Dipendenti Tim vendevano a call center i dati dei clienti, perquisizioni e arresti

Dipendenti Tim vendevano a call center i dati dei clienti, perquisizioni e arresti

Decine di migliaia di euro spartiti tra gli operatori infedeli ed i collettori-rivenditori dei dati. Ecco il volume di affari scoperto dalla Polizia Postale e delle Comunicazioni, con il coordinamento della Procura di Roma, nell’ambito della fase conclusiva dell’operazione Data Room.

Di assoluto livello criminale la mole dei proventi, come emerge da più di una conversazione nella quale alcuni indagati discutono dei corrispettivi, mettendosi d’accordo sulla ripartizione degli incassi illeciti del mese. L’attività di commercializzazione delle liste di utenti e i relativi recapiti, riguardava anche i sistemi informatici in uso a gestori operanti nel settore dell’energia, un filone dell’indagine in corso di ulteriore approfondimento.
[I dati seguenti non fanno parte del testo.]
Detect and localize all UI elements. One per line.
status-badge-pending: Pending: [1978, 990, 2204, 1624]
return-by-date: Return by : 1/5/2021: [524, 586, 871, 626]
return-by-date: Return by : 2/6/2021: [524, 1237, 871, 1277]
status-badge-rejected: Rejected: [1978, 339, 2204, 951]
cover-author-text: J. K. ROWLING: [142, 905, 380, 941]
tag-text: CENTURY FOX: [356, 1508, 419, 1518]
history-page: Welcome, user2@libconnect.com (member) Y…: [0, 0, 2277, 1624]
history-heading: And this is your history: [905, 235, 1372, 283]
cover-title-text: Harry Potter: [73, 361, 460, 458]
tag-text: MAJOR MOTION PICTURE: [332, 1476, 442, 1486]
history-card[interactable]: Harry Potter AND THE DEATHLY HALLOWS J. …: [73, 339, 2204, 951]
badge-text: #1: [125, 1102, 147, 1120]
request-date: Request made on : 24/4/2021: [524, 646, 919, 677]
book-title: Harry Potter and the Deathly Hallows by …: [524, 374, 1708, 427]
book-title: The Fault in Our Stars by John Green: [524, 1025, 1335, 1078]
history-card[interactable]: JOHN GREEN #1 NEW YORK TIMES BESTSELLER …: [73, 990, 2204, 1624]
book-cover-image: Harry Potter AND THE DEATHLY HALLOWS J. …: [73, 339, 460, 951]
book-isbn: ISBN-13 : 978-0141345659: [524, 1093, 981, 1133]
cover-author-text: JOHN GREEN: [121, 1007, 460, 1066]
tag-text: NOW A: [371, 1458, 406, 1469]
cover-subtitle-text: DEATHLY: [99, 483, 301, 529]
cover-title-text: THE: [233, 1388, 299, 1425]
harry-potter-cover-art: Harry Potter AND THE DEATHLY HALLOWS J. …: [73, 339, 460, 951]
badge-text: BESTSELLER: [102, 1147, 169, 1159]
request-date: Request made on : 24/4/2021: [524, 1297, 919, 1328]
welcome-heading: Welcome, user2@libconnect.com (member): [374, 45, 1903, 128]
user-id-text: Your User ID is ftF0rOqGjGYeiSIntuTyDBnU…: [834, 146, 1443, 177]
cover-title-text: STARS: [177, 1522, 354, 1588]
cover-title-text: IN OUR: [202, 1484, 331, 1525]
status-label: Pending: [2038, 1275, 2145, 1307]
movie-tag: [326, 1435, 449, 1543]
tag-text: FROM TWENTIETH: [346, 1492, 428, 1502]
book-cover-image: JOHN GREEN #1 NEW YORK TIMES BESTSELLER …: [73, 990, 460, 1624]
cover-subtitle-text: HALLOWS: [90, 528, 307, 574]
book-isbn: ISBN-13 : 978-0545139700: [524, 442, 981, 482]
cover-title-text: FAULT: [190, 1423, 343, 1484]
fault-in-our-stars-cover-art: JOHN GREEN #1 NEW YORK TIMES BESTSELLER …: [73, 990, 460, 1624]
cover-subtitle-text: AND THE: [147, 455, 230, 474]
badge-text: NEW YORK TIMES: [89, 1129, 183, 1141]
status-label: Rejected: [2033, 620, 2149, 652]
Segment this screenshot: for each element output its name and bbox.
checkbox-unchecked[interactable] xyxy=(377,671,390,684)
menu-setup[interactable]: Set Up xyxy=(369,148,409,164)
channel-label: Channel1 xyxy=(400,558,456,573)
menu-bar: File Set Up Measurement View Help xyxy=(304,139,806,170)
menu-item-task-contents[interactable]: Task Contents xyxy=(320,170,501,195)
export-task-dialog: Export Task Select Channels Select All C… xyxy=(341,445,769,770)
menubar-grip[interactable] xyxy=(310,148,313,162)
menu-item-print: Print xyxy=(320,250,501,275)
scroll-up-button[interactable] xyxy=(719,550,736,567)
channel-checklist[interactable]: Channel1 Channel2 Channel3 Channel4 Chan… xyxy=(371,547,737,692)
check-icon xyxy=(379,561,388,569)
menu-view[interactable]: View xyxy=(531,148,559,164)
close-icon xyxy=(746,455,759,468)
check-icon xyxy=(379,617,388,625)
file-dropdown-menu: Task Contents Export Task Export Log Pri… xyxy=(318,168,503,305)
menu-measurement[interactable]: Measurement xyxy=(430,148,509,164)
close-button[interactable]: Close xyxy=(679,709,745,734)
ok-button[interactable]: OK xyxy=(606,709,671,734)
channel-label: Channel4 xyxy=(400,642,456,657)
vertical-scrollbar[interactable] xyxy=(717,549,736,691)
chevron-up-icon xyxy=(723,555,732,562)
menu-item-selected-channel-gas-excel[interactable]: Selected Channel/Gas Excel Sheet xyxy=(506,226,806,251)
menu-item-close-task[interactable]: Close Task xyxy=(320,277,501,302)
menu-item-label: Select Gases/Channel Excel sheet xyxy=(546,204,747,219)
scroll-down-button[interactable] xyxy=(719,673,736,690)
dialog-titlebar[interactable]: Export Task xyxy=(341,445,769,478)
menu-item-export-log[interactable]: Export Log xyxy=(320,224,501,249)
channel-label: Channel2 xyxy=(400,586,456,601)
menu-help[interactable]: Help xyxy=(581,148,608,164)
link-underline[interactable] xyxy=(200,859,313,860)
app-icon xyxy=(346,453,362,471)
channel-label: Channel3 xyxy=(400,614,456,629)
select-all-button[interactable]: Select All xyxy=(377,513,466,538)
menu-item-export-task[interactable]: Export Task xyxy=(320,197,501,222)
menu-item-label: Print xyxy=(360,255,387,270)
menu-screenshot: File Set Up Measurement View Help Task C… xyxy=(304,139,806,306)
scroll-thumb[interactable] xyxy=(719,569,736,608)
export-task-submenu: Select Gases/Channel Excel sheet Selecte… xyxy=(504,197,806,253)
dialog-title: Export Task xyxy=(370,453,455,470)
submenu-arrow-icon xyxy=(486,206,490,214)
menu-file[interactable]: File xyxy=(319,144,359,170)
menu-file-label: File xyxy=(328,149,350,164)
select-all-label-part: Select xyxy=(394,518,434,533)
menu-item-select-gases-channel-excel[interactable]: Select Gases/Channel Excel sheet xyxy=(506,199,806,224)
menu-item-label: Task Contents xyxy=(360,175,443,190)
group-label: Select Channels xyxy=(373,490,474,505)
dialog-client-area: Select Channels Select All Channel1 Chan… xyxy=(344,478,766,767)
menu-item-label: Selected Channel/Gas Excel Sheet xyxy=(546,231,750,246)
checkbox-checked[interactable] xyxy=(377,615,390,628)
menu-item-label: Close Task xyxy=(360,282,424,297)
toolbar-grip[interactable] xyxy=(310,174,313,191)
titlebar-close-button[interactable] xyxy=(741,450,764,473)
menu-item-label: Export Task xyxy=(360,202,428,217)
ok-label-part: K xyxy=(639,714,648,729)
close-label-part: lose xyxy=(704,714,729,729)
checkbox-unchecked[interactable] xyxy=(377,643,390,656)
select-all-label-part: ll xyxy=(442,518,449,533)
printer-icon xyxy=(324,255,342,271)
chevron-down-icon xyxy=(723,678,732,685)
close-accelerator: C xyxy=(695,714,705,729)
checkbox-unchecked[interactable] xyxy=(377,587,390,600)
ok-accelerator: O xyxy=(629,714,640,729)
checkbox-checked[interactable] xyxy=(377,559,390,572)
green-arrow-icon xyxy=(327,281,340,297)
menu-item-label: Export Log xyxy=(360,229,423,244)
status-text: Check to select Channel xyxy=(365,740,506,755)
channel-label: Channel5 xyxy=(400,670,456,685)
Le indagini sono state portate avanti dagli specialisti del Servizio Polizia Postale e delle Comunicazioni che hanno svolto intercettazioni telefoniche e pedinato gli indagati, analizzato i sistemi informatici delle piattaforme contenenti i dati, analisi rese possibili anche grazie alla collaborazione della struttura di sicurezza aziendale di Telecom Italia.

È la prima operazione su larga scala per la tutela dei dati personali trafugati, un fenomeno noto a tutti che vede coinvolti  dipendenti infedeli, call center compiacenti ed intermediari e che ha quale oggetto ciò che sul mercato ha assunto un significativo valore commerciale: i dati riservati relativi all’utenza. Per l’esecuzione dei provvedimenti restrittivi e di perquisizione, per l’attività informativa, il Cnaipic (Centro nazionale anticrimine informatico per la protezione delle infrastrutture critiche) ha coordinato un team di specialisti in collaborazione con i compartimenti della polizia Postale di Roma, Napoli, Perugia ed Ancona.

Impiegati 100 specialisti della polizia Postale per i 20 provvedimenti cautelari, 13 ordinanze di arresti domiciliari e 7 di obbligo di dimora nel comune di residenza. Notificate anche ordinanze che stabiliscono per altri indagati il divieto di aprire imprese o ricoprire incarichi direttivi: nei loro uffici ci sono state perquisizioni anche informatiche. Gli indagati sono responsabili, a vario titolo ed in concorso tra loro, della violazione aggravata dei reati di accesso abusivo a sistema informatico e di detenzione abusiva e diffusione di codici di accesso, e della violazione della legge sulla privacy e diffusione illecita di dati personali oggetto di trattamento su larga scala.

Tra gli arrestati ci sono dipendenti infedeli di compagnie telefoniche, (i procacciatori materiali dei “preziosi” dati), gli intermediari che si occupavano di gestire il commercio delle informazioni estratte dalle banche dati, e i titolari di call center telefonici, che sfruttavano le informazioni per contattare potenziali clienti e lucrare le commissioni per ogni portabilità, che arrivano fino a 400 euro per ogni nuovo contratto stipulato.

A carico degli indagati, nel corso delle indagini, sono stati acquisiti “concreti e inequivocabili elementi probatori” riguardo ai ripetuti accessi abusivi alle data room in uso ai gestori telefonici operanti sul territorio nazionale e gestite direttamente da Tim, contenenti gli ordini di lavoro di delivery e i reclami di assurance provenienti dalle segnalazioni dell’utenza relativamente ai disservizi della rete di telecomunicazioni.

L’inchiesta è stata avviata nel mese di febbraio scorso dal Cnaipic, su delega della Procura di Roma, a seguito di una denuncia depositata da parte di Telecom Italia, nella quale si segnalavano vari accessi abusivi ai sistemi informatici gestiti da Tim, riscontrati almeno a partire dal gennaio 2019.